You want to prevent and treat dehydration.
Remember, infants, pregnant women, and the elderly population
are at the highest risk for dehydration complications.
There are prescription medications available including metronidazole.
That's first-line therapy. It can be given in pregnancy after the first trimester.
Another treatment for giardia is albendazole but this is not safe in pregnancy.
So we need to manage pediatric hydration.
Kids don't drink enough fluids usually when they're having diarrhea to maintain their fluid stores.
So they wanna keep their urine clean or pale yellow.
You can have the parents watch for this.
You want parents to avoid giving their children foods or drinks high in sugar
because the sugar is gonna pull more water into the bowel contributing to more diarrhea.

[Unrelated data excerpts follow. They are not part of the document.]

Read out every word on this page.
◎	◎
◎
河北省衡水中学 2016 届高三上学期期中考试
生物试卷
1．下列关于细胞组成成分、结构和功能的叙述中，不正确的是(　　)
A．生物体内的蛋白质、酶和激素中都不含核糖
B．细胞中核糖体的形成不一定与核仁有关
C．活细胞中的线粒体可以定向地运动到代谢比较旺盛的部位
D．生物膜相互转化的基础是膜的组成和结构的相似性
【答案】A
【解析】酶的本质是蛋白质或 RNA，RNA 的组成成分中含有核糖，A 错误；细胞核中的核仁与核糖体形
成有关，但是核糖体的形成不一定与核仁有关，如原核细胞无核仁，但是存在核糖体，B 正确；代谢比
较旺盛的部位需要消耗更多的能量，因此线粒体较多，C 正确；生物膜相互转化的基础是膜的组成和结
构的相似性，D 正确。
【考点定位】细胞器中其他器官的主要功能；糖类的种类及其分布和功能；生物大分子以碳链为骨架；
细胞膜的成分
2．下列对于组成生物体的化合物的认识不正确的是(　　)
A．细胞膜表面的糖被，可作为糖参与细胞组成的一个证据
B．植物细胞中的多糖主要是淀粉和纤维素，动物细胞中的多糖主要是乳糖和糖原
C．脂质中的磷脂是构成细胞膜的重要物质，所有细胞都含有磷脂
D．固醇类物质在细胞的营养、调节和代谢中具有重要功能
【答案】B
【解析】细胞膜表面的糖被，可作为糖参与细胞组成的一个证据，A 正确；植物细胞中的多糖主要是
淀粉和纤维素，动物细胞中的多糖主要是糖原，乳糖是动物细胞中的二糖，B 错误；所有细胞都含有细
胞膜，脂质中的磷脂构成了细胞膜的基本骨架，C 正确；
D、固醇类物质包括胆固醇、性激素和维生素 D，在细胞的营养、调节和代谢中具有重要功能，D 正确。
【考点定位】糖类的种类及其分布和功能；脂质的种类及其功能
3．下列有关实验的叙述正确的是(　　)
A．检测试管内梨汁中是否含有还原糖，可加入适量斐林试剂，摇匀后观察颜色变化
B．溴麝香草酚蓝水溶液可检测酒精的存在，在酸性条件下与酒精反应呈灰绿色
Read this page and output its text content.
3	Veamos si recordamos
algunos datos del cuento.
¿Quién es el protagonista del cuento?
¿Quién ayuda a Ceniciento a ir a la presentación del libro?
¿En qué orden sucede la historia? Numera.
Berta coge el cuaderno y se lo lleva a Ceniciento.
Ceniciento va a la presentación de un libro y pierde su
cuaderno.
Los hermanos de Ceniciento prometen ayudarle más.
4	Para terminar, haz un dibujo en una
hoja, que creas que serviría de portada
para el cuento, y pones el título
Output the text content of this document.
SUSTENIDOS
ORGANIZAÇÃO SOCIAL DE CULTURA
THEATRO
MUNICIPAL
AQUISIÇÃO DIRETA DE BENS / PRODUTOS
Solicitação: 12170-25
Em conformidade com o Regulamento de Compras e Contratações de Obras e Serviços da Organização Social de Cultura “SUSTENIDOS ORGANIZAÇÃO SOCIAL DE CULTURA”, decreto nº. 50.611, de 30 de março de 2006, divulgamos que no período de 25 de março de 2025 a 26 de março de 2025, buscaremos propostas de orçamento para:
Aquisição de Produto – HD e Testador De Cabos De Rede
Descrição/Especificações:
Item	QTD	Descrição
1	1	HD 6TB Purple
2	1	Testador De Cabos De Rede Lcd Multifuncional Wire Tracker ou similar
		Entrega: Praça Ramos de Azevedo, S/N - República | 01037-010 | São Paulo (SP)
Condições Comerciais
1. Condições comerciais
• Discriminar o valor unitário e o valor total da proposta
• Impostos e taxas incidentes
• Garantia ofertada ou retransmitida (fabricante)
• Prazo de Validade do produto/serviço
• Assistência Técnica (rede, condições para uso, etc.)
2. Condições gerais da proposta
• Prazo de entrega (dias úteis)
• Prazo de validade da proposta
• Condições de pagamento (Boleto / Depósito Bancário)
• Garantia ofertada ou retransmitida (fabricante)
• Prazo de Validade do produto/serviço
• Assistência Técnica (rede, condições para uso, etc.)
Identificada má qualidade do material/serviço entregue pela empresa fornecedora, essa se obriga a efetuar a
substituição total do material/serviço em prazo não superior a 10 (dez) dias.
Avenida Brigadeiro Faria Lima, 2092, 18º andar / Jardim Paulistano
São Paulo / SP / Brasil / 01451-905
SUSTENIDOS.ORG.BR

You want to avoid carbonated drinks and juice for the same sugary reason.
Children should avoid caffeinated drinks and avoid fatty, greasy foods.
When you're managing a pediatric patient with giardia,
the clinician needs to determine if the patient is dehydrated.
Most parents assume that every child with diarrhea needs IV fluids
but we know that we can replace fluids orally most of the time.
So you need to decide how dehydrated your patient is.
And first, if they're not dehydrated, they're just gonna start replacing their fluids
with oral rehydration solution and this is a mixture of electrolytes and water.
And the child's gonna have an age-appropriate diet.
Next, if you determine the child has mild dehydration,
you're going to give them more of the oral rehydration solution
and a maintenance amount of oral rehydration solution.
After they're hydrated, they can resume their age-appropriate diet.
Next, children with moderate dehydration
are gonna need a larger quantity of the oral rehydration solution and a baseline intake.
Then, they can eat and drink normally. Now, this is the worrisome population.
This is the severe dehydration group and these children will likely need IV fluid resuscitation
with boluses and then once they're hydrated,
they can begin oral rehydration and they're gonna need to maintain their intake.
And if they can't, they will need more IV fluids.
Giardia has some complications including weight loss, dehydration, lactose intolerance
because of its enzyme disruption, and children less than 5 years old
are at risk for malnutrition and this can interfere with physical and mental development.